Research article

The UK occupational market

Out-of-town store openings remain robust as value-orientated operators look to take advantage of falling rents


The retail warehouse market is in the midst of a structural change with regard to rents. Many of the 25- and 15-year leases signed up to the millennium are reaching maturity and going forward retailers are requiring more flexibility in their lease terms. We have already begun to see this evolution in retail manifest with the move towards shorter lease lengths in the market. However, what the flurry of CVA’s and administrations in the last 18 months or so has taught us is perhaps a more innovative approach to valuing a store is worthy of investigation, one which benefits both operators and their landlord. A performance related rent might be one such example, whether turnover based or linked to brand exposure in a given catchment.

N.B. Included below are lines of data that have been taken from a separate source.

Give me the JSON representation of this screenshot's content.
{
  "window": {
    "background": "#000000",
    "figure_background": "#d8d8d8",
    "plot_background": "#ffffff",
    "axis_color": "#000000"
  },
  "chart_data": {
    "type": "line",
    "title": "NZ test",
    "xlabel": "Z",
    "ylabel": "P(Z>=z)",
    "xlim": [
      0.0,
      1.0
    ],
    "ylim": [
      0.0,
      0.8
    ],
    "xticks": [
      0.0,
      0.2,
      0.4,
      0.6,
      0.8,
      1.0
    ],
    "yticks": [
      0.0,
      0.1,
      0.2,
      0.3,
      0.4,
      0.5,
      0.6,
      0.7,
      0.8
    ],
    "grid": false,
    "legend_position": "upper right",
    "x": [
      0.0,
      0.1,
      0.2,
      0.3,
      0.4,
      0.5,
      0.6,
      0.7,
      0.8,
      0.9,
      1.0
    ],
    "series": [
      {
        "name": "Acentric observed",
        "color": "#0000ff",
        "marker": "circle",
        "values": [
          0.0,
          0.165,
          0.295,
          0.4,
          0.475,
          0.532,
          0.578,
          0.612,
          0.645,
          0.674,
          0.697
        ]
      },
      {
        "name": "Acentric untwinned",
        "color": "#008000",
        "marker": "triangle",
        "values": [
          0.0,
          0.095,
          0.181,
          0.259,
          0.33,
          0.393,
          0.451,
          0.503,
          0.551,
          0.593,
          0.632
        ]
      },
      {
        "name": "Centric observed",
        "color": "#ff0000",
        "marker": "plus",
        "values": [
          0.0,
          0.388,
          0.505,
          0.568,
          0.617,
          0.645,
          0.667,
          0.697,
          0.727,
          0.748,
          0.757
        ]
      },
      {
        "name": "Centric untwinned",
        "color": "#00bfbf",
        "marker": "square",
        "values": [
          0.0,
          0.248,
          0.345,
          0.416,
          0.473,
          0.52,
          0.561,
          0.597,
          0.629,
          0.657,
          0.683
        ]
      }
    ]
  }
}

In the meantime alongside shorter leases we are seeing headline rents fall across the UK retail warehousing market, particularly on the sectors largest units; how much further such rents will fall is yet to be seen.

Schemes Savills have been involved with have seen a 17.8% decrease in rents since 2016, from an average of £28 psf to £23 psf at present

Savills Research

The decline in rental values however has not been indicative of a market struggling to get deals over the line. The chart below highlights an above average number of store openings over the last four years. 2019 looks on course to follow that trend with 736 new openings to date, with less than 100 openings required to meet the average of the last eight years. It is yet to be seen whether 2019 store openings will reach the heights of the previous two years, c.250 lettings are still needed to reach that level.

However what is clear is a number of retail operators, especially the discounters and value-oriented brands, are seizing the opportunity to acquire space at a more favourable rent. The tables below highlight how eight of the top ten brands that have taken new space are value based retailers when ranked by number of units, six out of ten when ranked by overall floorspace.

This trend goes beyond just the most acquisitive brands. When we look at the UK market as a whole value-orientated retailers now account for a greater proportion of new openings than mass market brands, albeit by the smallest of margins; value brands have accounted for just under half of all new units so far in 2019 (see below).

Whatever the answer to the Brexit question, 2020 will undoubtedly continue in the same vein as 2019 and prove to be a challenging year for many retailers, and this will continue to have an affect on occupational demand. However should consumers prove to be more cautious in their spending habits it is likely to be the value end of the spectrum that will benefit most, suggesting the strong growth in demand from value retailers will likely continue.

On a sectoral basis comparison, grocery and leisure retailing are at the forefront of out-of-town openings (see below).

This is unsurprising when you consider B&M, Home Bargains and The Range from a comparison point of view and Aldi, Lidl and Iceland from the grocery perspective, are leading the charge of store openings both in terms of place and space. Analysing out of town openings by sq ft provides further interesting insight. Aldi, Lidl, B&M, Iceland, Home Bargains, M&S, Smyths Toys and The Gym are all taking small to medium sized units that are on average between 10,000 and 20,000 sq ft. As a result the last three years have seen total additional floorspace in the UK broadly in line with the average for the last eight years at 10.4m sq ft (see below), significantly less than the space being taken in the pre-recession big box era of the late nineties and early two-thousands.

Those retailers that are expanding their portfolio’s or renegotiating existing leases will continue to have the balance of power in most negotiations as the market continues to see structural rental change. Coupled with the fact much of UK retail warehousing is still over-rented we are likely to continue to see a fall in rental income in the short-term, as well as a downward pressure at the very least, on what is already a gentle growth forecast in the longer-term. Over the next five years Real Estate Forecasting estimate retail park rental growth of 0.5% per annum, with most of that growth towards the end of that period, with falling rents over the next two years. Nevertheless vacancy remains comparatively low compared to other sectors at 4.9%, marginally higher than this time last year at 4.7% but lower than it was in H2 at 5.0%, on a sq ft basis. This will help reduce the rental encumbrance, but certainly not eliminate it altogether.